Combating tropical diseases


Goal 6  Combat HIV/AIDS, malaria and other diseases

Goal 6 aims to reduce the incidences of life-threatening diseases. More than one billion people - one in six people in the world - suffer from one or more of the diseases that the World Health Organization has called 'neglected tropical diseases'. These diseases can debilitate (weaken), deform, blind and kill. Here we share some practical advice about four diseases, one in each of these categories.

Much of the material in this article has been taken from Where There Is No Doctor: a village health care handbook for Africa by David Werner, with thanks to the publishers, Hesperian, for permission.


River blindness (onchocerciasis)

Cause  Worms spread by black fly

Early signs  

  • Itching
  • Pains in the back, shoulder or hip-joints, or general pains all over
  • Enlargement of the lymph nodes in one or both sides of the groin
  • Thickening of the skin with prominent pores like the skin of an orange
  • Painless lumps under the skin which are 2 to 3 cm in size, usually around the hips or chest

Later signs

  • The skin becomes gradually more wrinkled, like the skin of an old man.
  • The baby worms can invade the eye, causing eye irritation and eventually blindness.

How to prevent it

  • Seek out treatment early, before the eyes are affected.
  • Mass treatment with ivermectin (see below). 
  • Avoid sleeping out of doors, especially in the daytime, which is when the flies usually bite.


Ivermectin is the safest medicine, and one dose of tablets lasts for 6 to 12 months. It may be available free through the local health department.


Lymphatic filariasis

Cause  Parasitic thread-like worms spread by mosquitoes 


  • Painful swelling of a foot, rising up the leg to the groin and genitals. This gradually goes down.
  • Attacks of swelling come and go over several months, but the condition may eventually become permanent with 'elephantiasis' of the leg, and a big scrotum.

How to prevent it

  • Use a mosquito net
  • Mass treatment in areas where the disease is common (once a year for 4-6 years)
  • A person with repeated swelling should seek medical advice before the development of elephantiasis, which is much more difficult to treat


An experienced health care worker can advise on the correct dosage of the drug diethylcarbamazine, which will kill the worms and cure the early disease. Only surgical operations can help those with elephantiasis.


Bilharzia (schistosomiasis)

Cause  A parasitic worm that penetrates the skin when in contact with fresh water, and gets into the bloodstream, spread by urinating in or near water.

Note Another type of worm infects the gut and causes bloody diarrhoea. Stools are infected with worm eggs. Use latrines and never defecate near drinking water or where people bathe.


  • The most common sign is blood in the urine or in the stool.
  • Pain may occur in the lower belly and between the legs - usually worst at the end of urinating. Low fever and itching may occur.
  • After months or years, damage includes dangerous changes in the liver, or bladder cancer.

How to prevent it

  • Never urinate in or near water - use latrines instead
  • Do not wade through, wash or swim in infected water
  • Eradicate freshwater snails which act as a natural reservoir for the disease
  • Health education resulting in behaviour change


An experienced health care worker can give direction concerning medication.
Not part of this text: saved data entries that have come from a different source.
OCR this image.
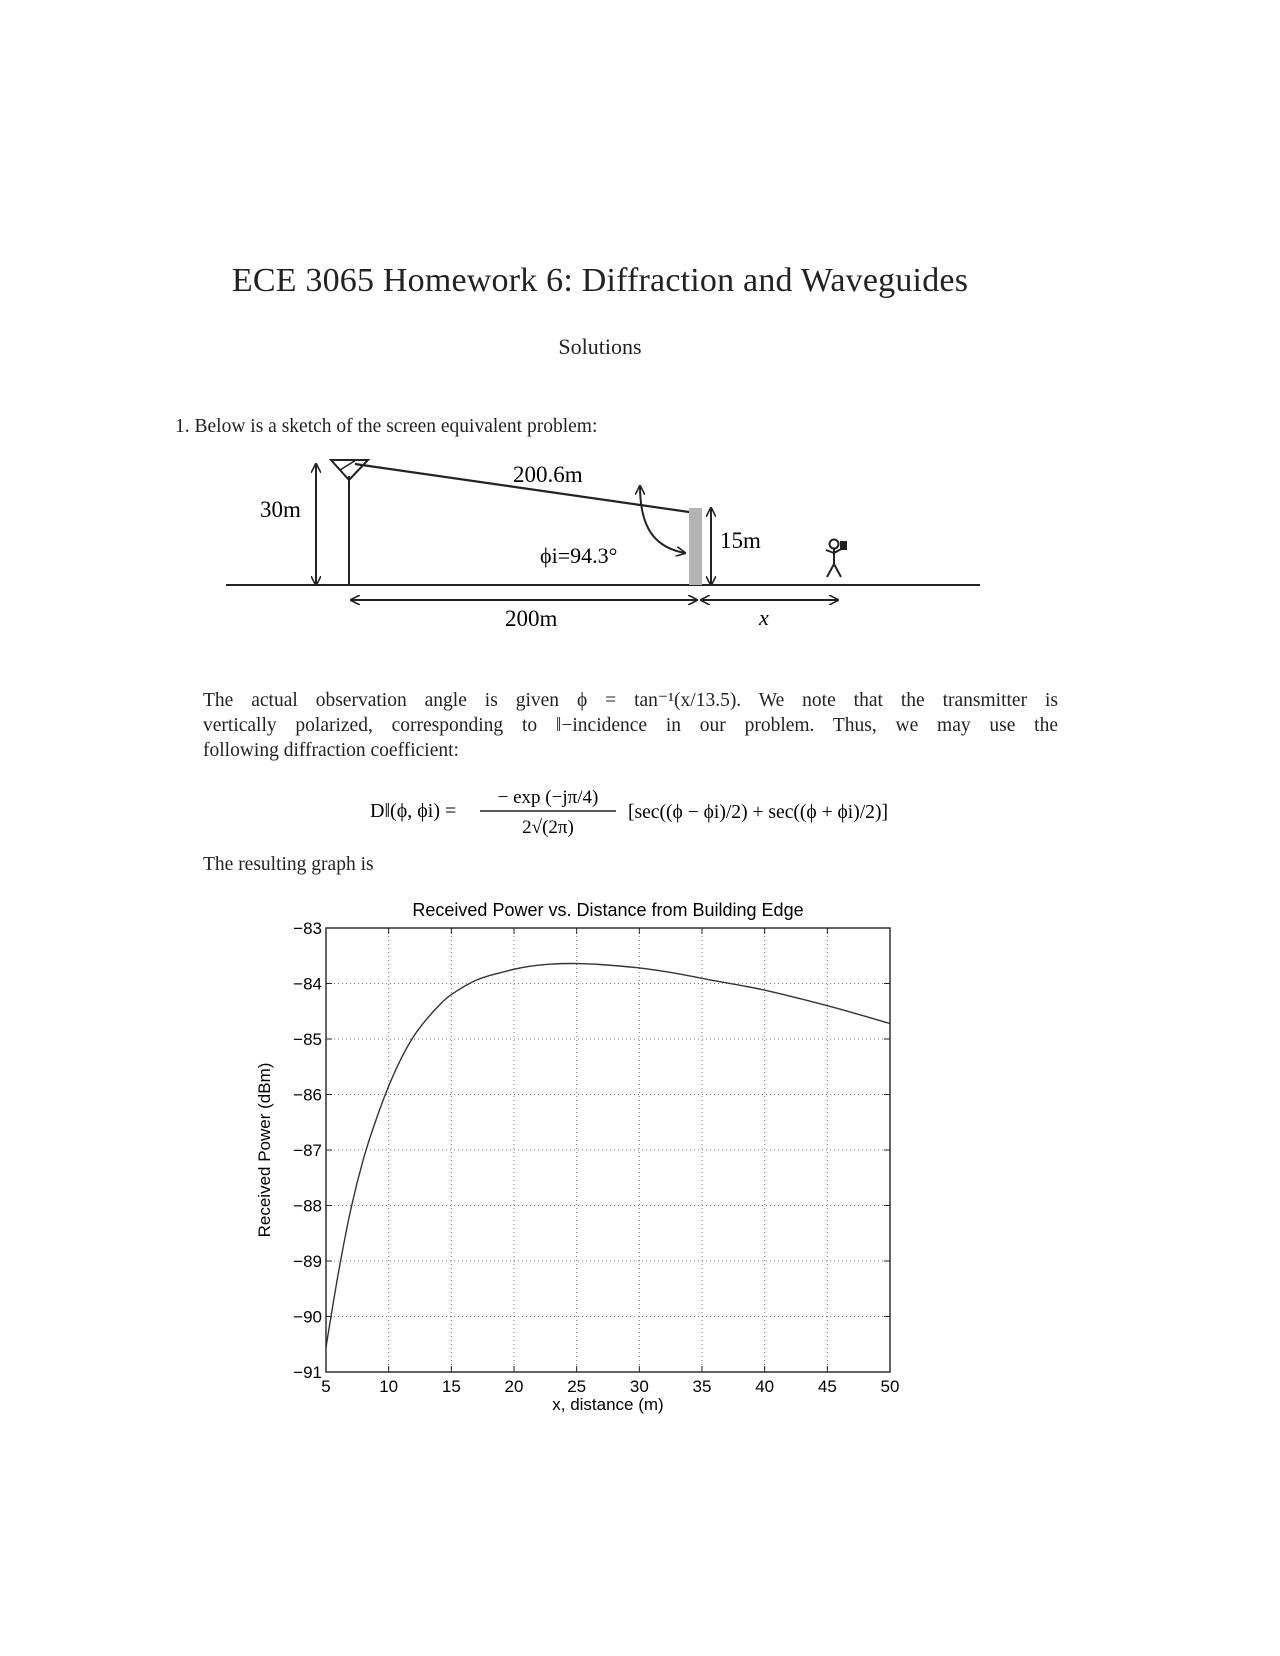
ECE 3065 Homework 6: Diffraction and Waveguides
Solutions
1. Below is a sketch of the screen equivalent problem:
30m
200.6m
ϕi=94.3°
15m
200m	x
The actual observation angle is given ϕ = tan⁻¹(x/13.5). We note that the transmitter is
vertically polarized, corresponding to ‖−incidence in our problem. Thus, we may use the
following diffraction coefficient:
D‖(ϕ, ϕi) =
− exp (−jπ/4)
2√(2π)
[sec((ϕ − ϕi)/2) + sec((ϕ + ϕi)/2)]
The resulting graph is
5	10	15	20	25	30	35	40	45	50
−83
−84
−85
−86
−87
−88
−89
−90
−91
Received Power vs. Distance from Building Edge
x, distance (m)
Received Power (dBm)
There are several drugs available - some more suitable for certain types of bilharzia than others.


Dengue fever

Dengue fever is most widespread in urban and semi-urban areas. It is not so common in rural areas. It has similar symptoms to flu but is more severe. A type called dengue haemorrhagic fever can cause death within 12-24 hours after the infected person experiences circulatory failure and shock. Most countries in Latin America and Asia are affected by dengue haemorrhagic fever and it is one of the main causes of death among children in Asia.

Cause  A virus spread by mosquitoes

Note If you suspect dengue fever, still test for malaria as the symptoms can look similar. Mistaking malaria for dengue fever can be fatal.
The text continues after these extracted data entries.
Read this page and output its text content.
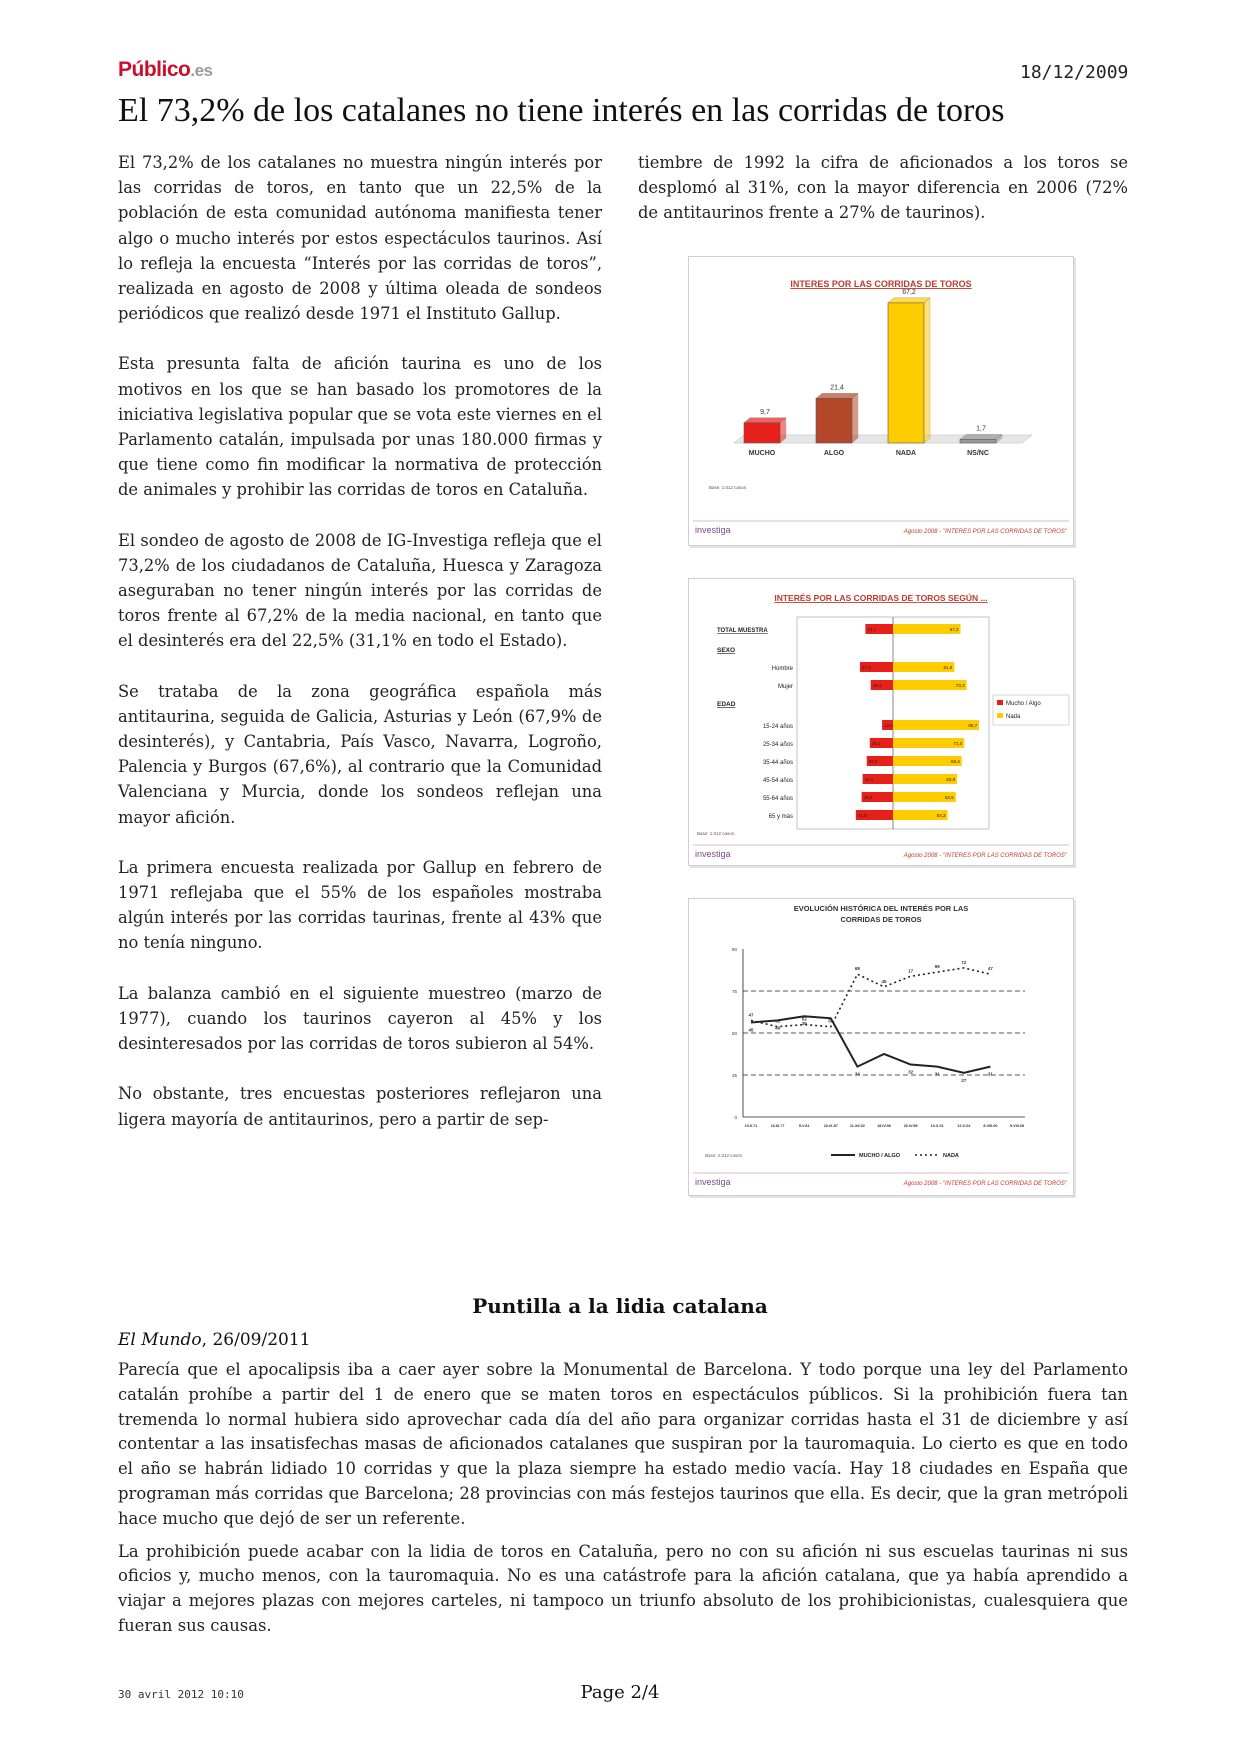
Público.es	18/12/2009
El 73,2% de los catalanes no tiene interés en las corridas de toros

El 73,2% de los catalanes no muestra ningún interés por las corridas de toros, en tanto que un 22,5% de la población de esta comunidad autónoma manifiesta tener algo o mucho interés por estos espectáculos taurinos. Así lo refleja la encuesta “Interés por las corridas de toros”, realizada en agosto de 2008 y última oleada de sondeos periódicos que realizó desde 1971 el Instituto Gallup.

Esta presunta falta de afición taurina es uno de los motivos en los que se han basado los promotores de la iniciativa legislativa popular que se vota este viernes en el Parlamento catalán, impulsada por unas 180.000 firmas y que tiene como fin modificar la normativa de protección de animales y prohibir las corridas de toros en Cataluña.

El sondeo de agosto de 2008 de IG-Investiga refleja que el 73,2% de los ciudadanos de Cataluña, Huesca y Zaragoza aseguraban no tener ningún interés por las corridas de toros frente al 67,2% de la media nacional, en tanto que el desinterés era del 22,5% (31,1% en todo el Estado).

Se trataba de la zona geográfica española más antitaurina, seguida de Galicia, Asturias y León (67,9% de desinterés), y Cantabria, País Vasco, Navarra, Logroño, Palencia y Burgos (67,6%), al contrario que la Comunidad Valenciana y Murcia, donde los sondeos reflejan una mayor afición.

La primera encuesta realizada por Gallup en febrero de 1971 reflejaba que el 55% de los españoles mostraba algún interés por las corridas taurinas, frente al 43% que no tenía ninguno.

La balanza cambió en el siguiente muestreo (marzo de 1977), cuando los taurinos cayeron al 45% y los desinteresados por las corridas de toros subieron al 54%.

No obstante, tres encuestas posteriores reflejaron una ligera mayoría de antitaurinos, pero a partir de sep-

tiembre de 1992 la cifra de aficionados a los toros se desplomó al 31%, con la mayor diferencia en 2006 (72% de antitaurinos frente a 27% de taurinos).

INTERES POR LAS CORRIDAS DE TOROS
9,7
MUCHO
21,4
ALGO
67,2
NADA
1,7
NS/NC
Base: 1.012 casos
investiga	Agosto 2008 - "INTERES POR LAS CORRIDAS DE TOROS"
INTERÉS POR LAS CORRIDAS DE TOROS SEGÚN ...
TOTAL MUESTRA	31,1	67,2
SEXO
Hombre	37,2	61,0
Mujer	25,1	73,3
EDAD
15-24 años	12,3	85,7
25-34 años	26,1	71,0
35-44 años	29,5	68,4
45-54 años	34,2	63,8
55-64 años	35,3	62,5
65 y más	41,8	54,3
Mucho / Algo
Nada
Base: 1.012 casos
investiga	Agosto 2008 - "INTERES POR LAS CORRIDAS DE TOROS"
EVOLUCIÓN HISTÓRICA DEL INTERÉS POR LAS
CORRIDAS DE TOROS
0
25
50
75
80
19.II.71	16.III.77	5.V.81	20.IX.87	11.XII.92	18.IV.96	20.IV.98	10.X.01	12.X.04	8.VIII.06	5.VIII.08
47
53	52	56
68
45
17
69
72
47
45	46
39
34	32	31
27
31
MUCHO / ALGO	NADA
Base: 2.012 casos
investiga	Agosto 2008 - "INTERES POR LAS CORRIDAS DE TOROS"
Puntilla a la lidia catalana
El Mundo, 26/09/2011

Parecía que el apocalipsis iba a caer ayer sobre la Monumental de Barcelona. Y todo porque una ley del Parlamento catalán prohíbe a partir del 1 de enero que se maten toros en espectáculos públicos. Si la prohibición fuera tan tremenda lo normal hubiera sido aprovechar cada día del año para organizar corridas hasta el 31 de diciembre y así contentar a las insatisfechas masas de aficionados catalanes que suspiran por la tauromaquia. Lo cierto es que en todo el año se habrán lidiado 10 corridas y que la plaza siempre ha estado medio vacía. Hay 18 ciudades en España que programan más corridas que Barcelona; 28 provincias con más festejos taurinos que ella. Es decir, que la gran metrópoli hace mucho que dejó de ser un referente.

La prohibición puede acabar con la lidia de toros en Cataluña, pero no con su afición ni sus escuelas taurinas ni sus oficios y, mucho menos, con la tauromaquia. No es una catástrofe para la afición catalana, que ya había aprendido a viajar a mejores plazas con mejores carteles, ni tampoco un triunfo absoluto de los prohibicionistas, cualesquiera que fueran sus causas.

30 avril 2012 10:10	Page 2/4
  • Sudden high fever with chills
  • Severe body aches, headache, sore throat
  • Person feels very ill, weak, miserable

After 3 to 4 days person feels better for a few hours to 2 days.
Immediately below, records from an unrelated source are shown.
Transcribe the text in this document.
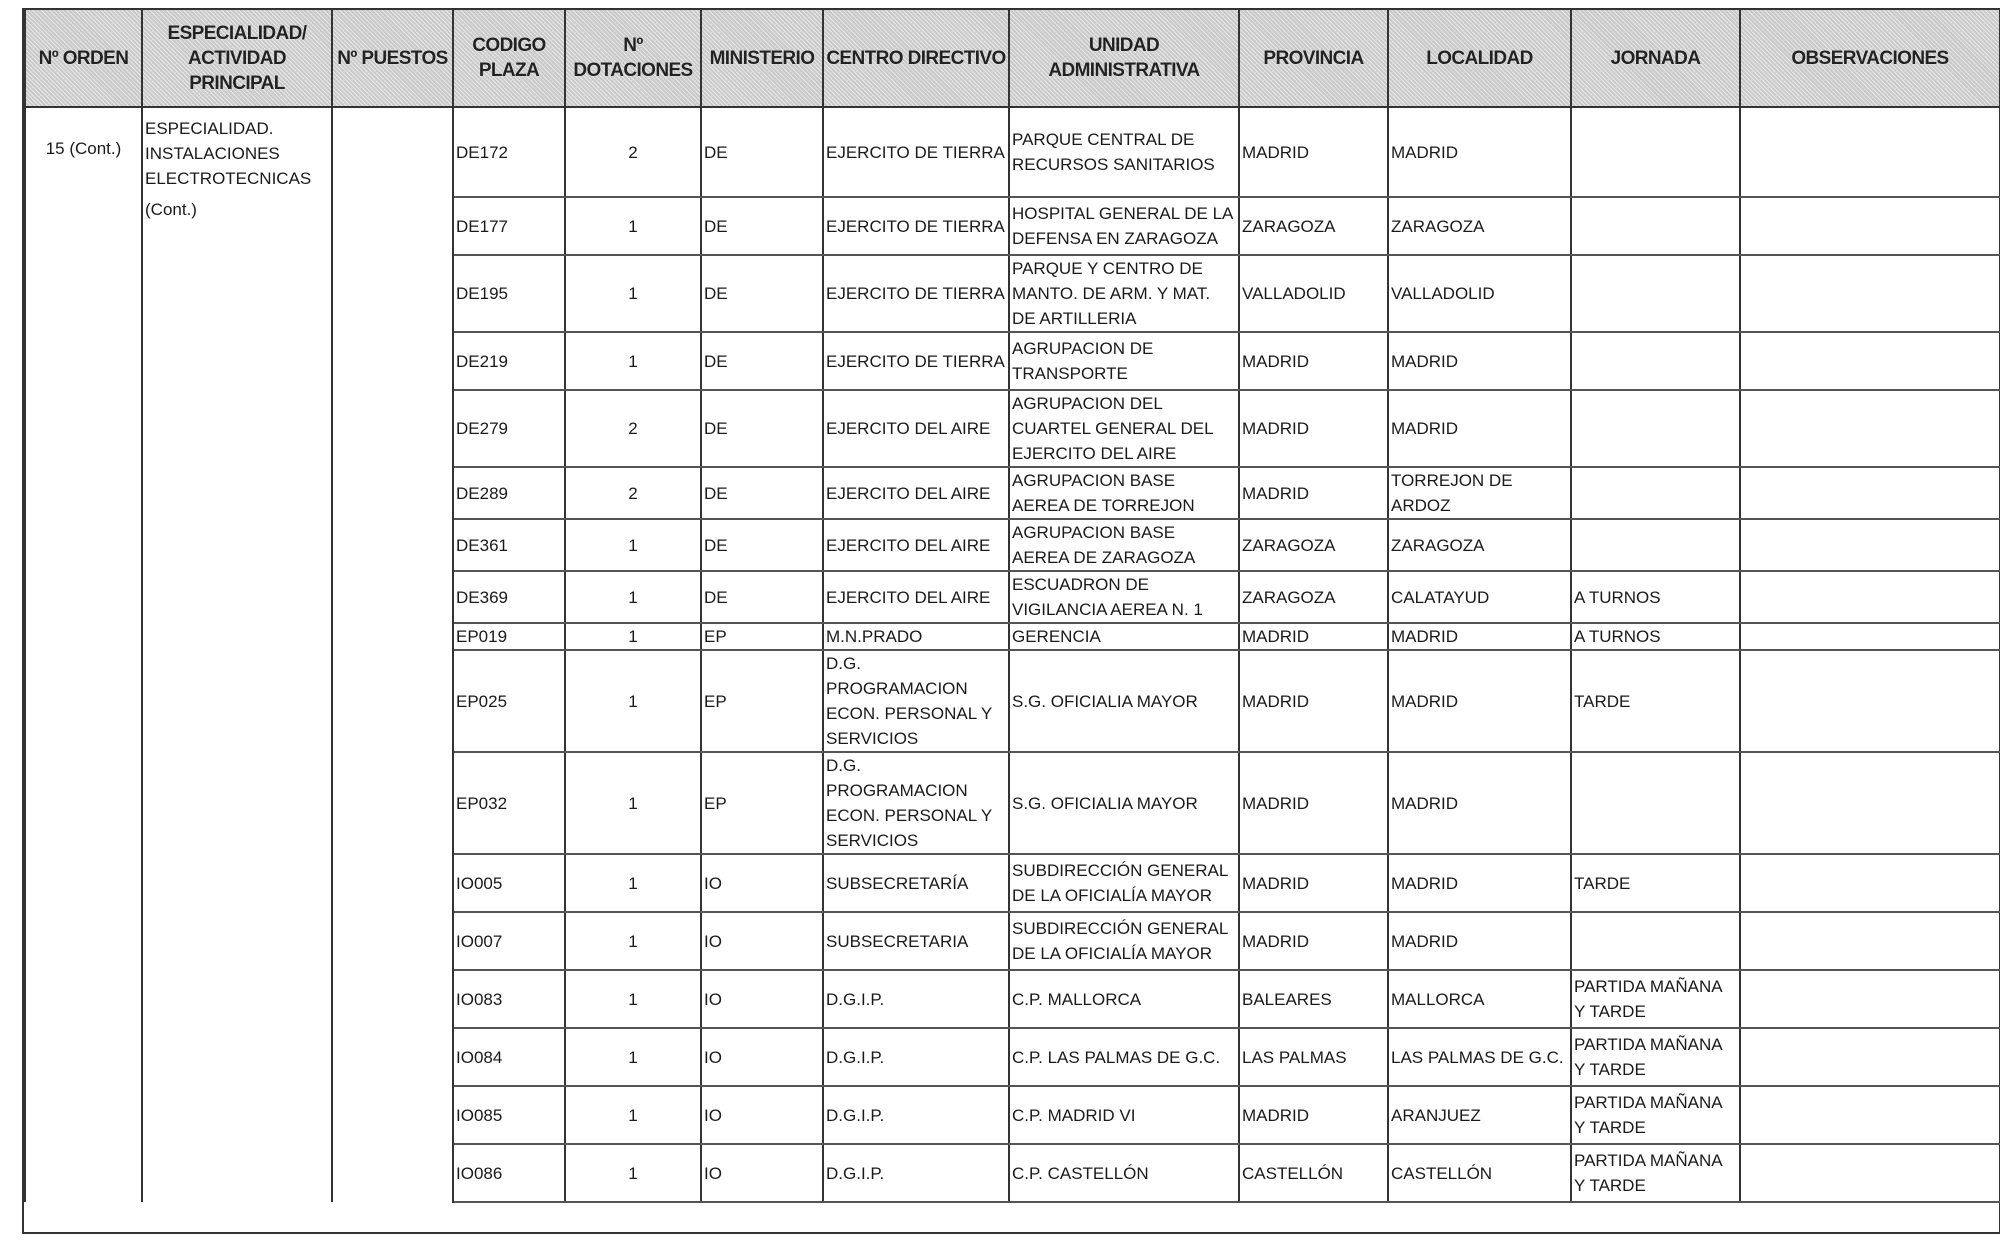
Nº ORDEN	ESPECIALIDAD/ ACTIVIDAD PRINCIPAL	Nº PUESTOS	CODIGO PLAZA	Nº DOTACIONES	MINISTERIO	CENTRO DIRECTIVO	UNIDAD ADMINISTRATIVA	PROVINCIA	LOCALIDAD	JORNADA	OBSERVACIONES
15 (Cont.)	ESPECIALIDAD.
INSTALACIONES
ELECTROTECNICAS
(Cont.)		DE172	2	DE	EJERCITO DE TIERRA	PARQUE CENTRAL DE RECURSOS SANITARIOS	MADRID	MADRID		
			DE177	1	DE	EJERCITO DE TIERRA	HOSPITAL GENERAL DE LA DEFENSA EN ZARAGOZA	ZARAGOZA	ZARAGOZA		
			DE195	1	DE	EJERCITO DE TIERRA	PARQUE Y CENTRO DE MANTO. DE ARM. Y MAT. DE ARTILLERIA	VALLADOLID	VALLADOLID		
			DE219	1	DE	EJERCITO DE TIERRA	AGRUPACION DE TRANSPORTE	MADRID	MADRID		
			DE279	2	DE	EJERCITO DEL AIRE	AGRUPACION DEL CUARTEL GENERAL DEL EJERCITO DEL AIRE	MADRID	MADRID		
			DE289	2	DE	EJERCITO DEL AIRE	AGRUPACION BASE AEREA DE TORREJON	MADRID	TORREJON DE ARDOZ		
			DE361	1	DE	EJERCITO DEL AIRE	AGRUPACION BASE AEREA DE ZARAGOZA	ZARAGOZA	ZARAGOZA		
			DE369	1	DE	EJERCITO DEL AIRE	ESCUADRON DE VIGILANCIA AEREA N. 1	ZARAGOZA	CALATAYUD	A TURNOS	
			EP019	1	EP	M.N.PRADO	GERENCIA	MADRID	MADRID	A TURNOS	
			EP025	1	EP	D.G. PROGRAMACION ECON. PERSONAL Y SERVICIOS	S.G. OFICIALIA MAYOR	MADRID	MADRID	TARDE	
			EP032	1	EP	D.G. PROGRAMACION ECON. PERSONAL Y SERVICIOS	S.G. OFICIALIA MAYOR	MADRID	MADRID		
			IO005	1	IO	SUBSECRETARÍA	SUBDIRECCIÓN GENERAL DE LA OFICIALÍA MAYOR	MADRID	MADRID	TARDE	
			IO007	1	IO	SUBSECRETARIA	SUBDIRECCIÓN GENERAL DE LA OFICIALÍA MAYOR	MADRID	MADRID		
			IO083	1	IO	D.G.I.P.	C.P. MALLORCA	BALEARES	MALLORCA	PARTIDA MAÑANA Y TARDE	
			IO084	1	IO	D.G.I.P.	C.P. LAS PALMAS DE G.C.	LAS PALMAS	LAS PALMAS DE G.C.	PARTIDA MAÑANA Y TARDE	
			IO085	1	IO	D.G.I.P.	C.P. MADRID VI	MADRID	ARANJUEZ	PARTIDA MAÑANA Y TARDE	
			IO086	1	IO	D.G.I.P.	C.P. CASTELLÓN	CASTELLÓN	CASTELLÓN	PARTIDA MAÑANA Y TARDE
Then the illness returns for 1 or 2 days, often with a rash that begins on hands and feet.

The rash then spreads to arms, legs, and finally the body (usually not the face).

A severe form of dengue may cause bleeding into the skin (small dark spots) or dangerous bleeding inside the body.

How to prevent it 

  • Reduce mosquito breeding grounds
  • Use insect repellent, especially during an outbreak of dengue fever
  • Use a mosquito net
  • Wear clothing that covers as much of the body as possible


  • No medicine cures it, but if it is not severe, the illness goes away by itself in a few days
  • Rest, lots of liquids, painkillers (paracetamol but not aspirin)
  • In case of severe bleeding, treat for shock (see diagram)

What to do to prevent or treat shock

At the first sign of shock, or if there is a risk of shock:

  • Have the person lie down with the feet at a higher level than the head
  • Use a coat or blanket to keep the person warm, but not smothered
  • Do not give anything to eat or drink
  • Give lots of comfort and reassurance
  • Keep watch and seek medical help.